Date of this Version


Document Type



A DISSERTATION Presented to the Faculty of The Graduate College at the University of Nebraska In Partial Fulfillment of Requirements For the Degree of Doctor of Philosophy, Major: Engineering (Electrical Engineering), Under the Supervision of Professor Khalid Sayood. Lincoln, Nebraska: October, 2010.
Copyright 2010 David James Russell.


Grammars are generally understood to be the set of rules that define the relationships between elements of a language. However, grammars can also be used to elucidate structural relationships within sequences constructed from any finite alphabet. In this work abstract grammars are used to model the primary and secondary structures present in biological data. These grammar models are inferred and applied to efficiently solve various sequence analysis problems in computational biology, including multiple sequence alignment, fragment assembly, database redundancy removal, and structural prediction.

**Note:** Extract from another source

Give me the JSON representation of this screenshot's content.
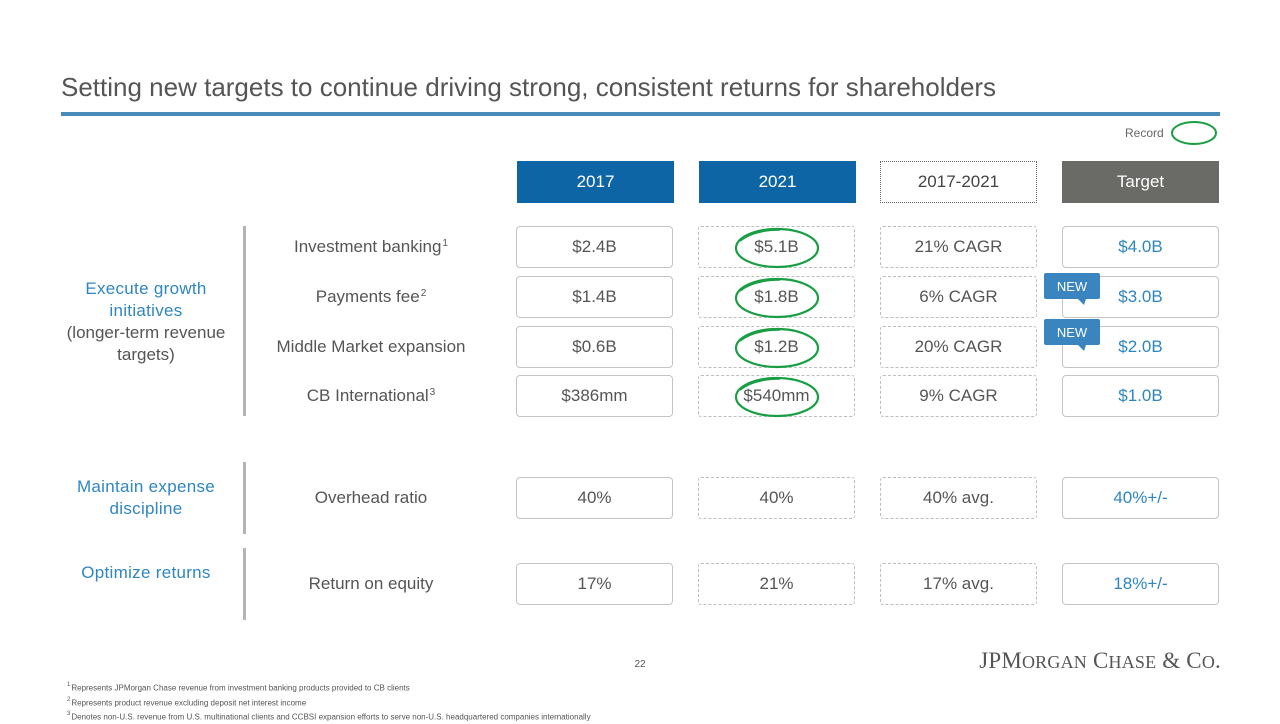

The primary structures, or sequential ordering of symbols, of biological data are first modeled with Lempel-Ziv (LZ) grammars. The results are used to construct a grammar based sequence distance metric which can be used to compare biological sequences by comparing their inferred grammars. This concept is applied to solve several problems involving biological sequence analysis including multiple sequence alignment and phylogenetic clustering. The higher-level secondary structures of biological sequences are then modeled via two novel grammar inference methods. The resulting context-free grammars are used to estimate structural pieces within biological sequences, which can in-turn be used as supplemental information to help guide various sequence analysis algorithms. The use of this approach to develop algorithms for various sequence analysis tasks demonstrates the viability and versatility of using abstract grammars to model biological data.